Written by Vince Mancini / 02.27.08

Wonder Woman hates it when I glue her tits to her leg

Hey Hey, JLA, why the hell are you still being made? – According to Variety, Justice League of America is back in pre-production and planned for a 2009 debut.  They mention Adam Brody playing The Flash, Common as the Green Lantern, Armie Hammer as Batman, and Megan Gale as Wonderwoman.  Sadly, still no word on the status of Green Arrow.   This epic pile of shit just won’t be complete without fruity dude in a green smock shooting bad guys with a boxing-glove arrow.  I say we get Renny Harlin to direct. 

Superhero Movie Has a Poster – Hey, Pam Anderson’s in it!  They needed a hot chick, and naturally they chose a hepatitis-infected 40-year-old with 12 kids from different fathers.  Based on that kind of judgement, I’m sure this will be swell. 

Barack Obama Wants Will Smiff to Play Him – Dude, think of your legacy!  You gotta go Morgan Freeman on this one.  The man practically sweats gravitas.

4 Fast 4 Furious Set Photos – Here’s Vin Diesel and Paul Walker "acting" in a "sequel" to "The Fast and the Furious".  I think we all know there’s no film in those cameras.  "I need you to get me some serious work!" Paul Walker was heard screaming into the wallet he pretends is a cell phone at his imaginary agent.

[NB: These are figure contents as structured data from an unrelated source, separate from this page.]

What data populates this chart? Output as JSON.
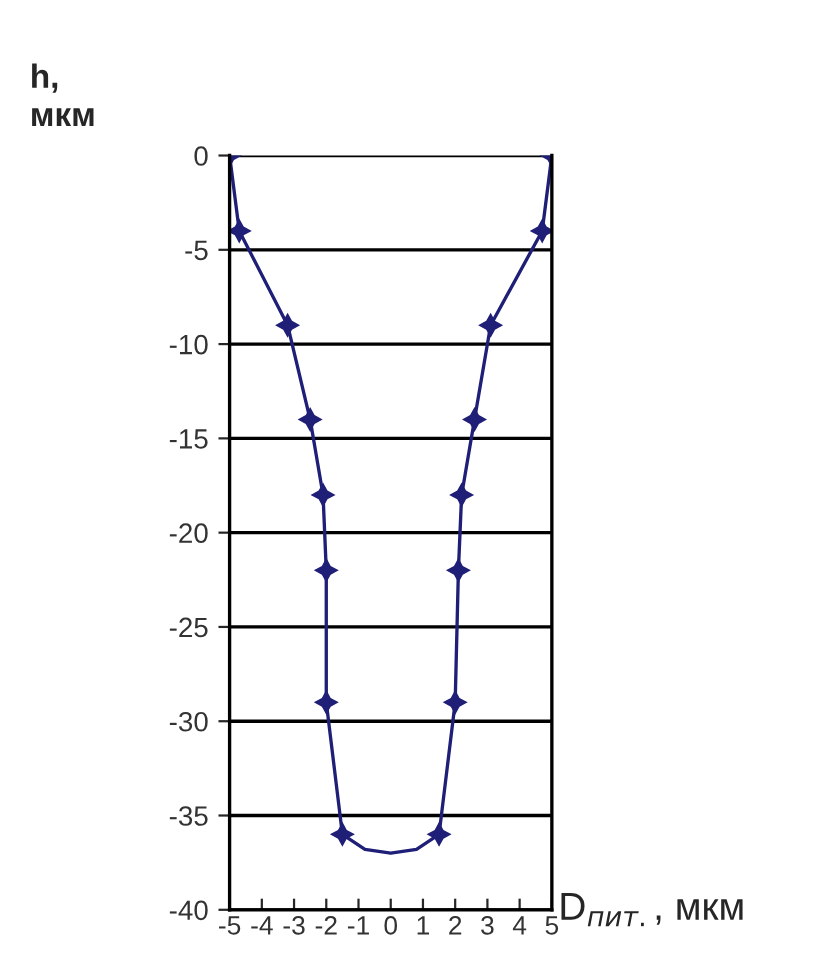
{
  "chart_data": {
    "type": "line",
    "xlabel": "D$_{пит.}$, мкм",
    "ylabel": "h,\nмкм",
    "series": [
      {
        "color": "#1f1f78",
        "marker": "star",
        "x": [
          -5,
          -4.7,
          -3.2,
          -2.5,
          -2.1,
          -2.0,
          -2.0,
          -1.5
        ],
        "values": [
          0,
          -4,
          -9,
          -14,
          -18,
          -22,
          -29,
          -36
        ]
      },
      {
        "color": "#1f1f78",
        "marker": "star",
        "x": [
          1.5,
          2.0,
          2.1,
          2.2,
          2.6,
          3.1,
          4.7,
          5
        ],
        "values": [
          -36,
          -29,
          -22,
          -18,
          -14,
          -9,
          -4,
          0
        ]
      },
      {
        "color": "#1f1f78",
        "marker": "none",
        "x": [
          -1.5,
          -0.8,
          0,
          0.8,
          1.5
        ],
        "values": [
          -36,
          -36.8,
          -37,
          -36.8,
          -36
        ]
      }
    ],
    "xlim": [
      -5,
      5
    ],
    "xticks": [
      -5,
      -4,
      -3,
      -2,
      -1,
      0,
      1,
      2,
      3,
      4,
      5
    ],
    "ylim": [
      -40,
      0
    ],
    "yticks": [
      0,
      -5,
      -10,
      -15,
      -20,
      -25,
      -30,
      -35,
      -40
    ],
    "grid": "y",
    "legend": false
  }
}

The Rock is Playing the Tooth Fairy – Dear Mr. Rock: No one will ever call you Dwayne Johnson when you do movies like this.  Let’s face it, you’re a poor man’s Macho Man Randy Savage.  OH YEEEAHHH!  

That Kid From There Will Be Blood to Exec Produce – Paul Dano will star in and executive produce Gigantic.  When reached for comment, that kid from Dazed and Confused just grabbed the bridge of his nose and shook his head.  (After a quick google search) Holy shit, his name’s "Wiley Wiggins"?  Some parents he’s got.

Pictures of Cameron Diaz’ Box – Haha, tricked you.  She’s actually just starring in a movie called The Box.  You didn’t care either way, did you.  Me neither.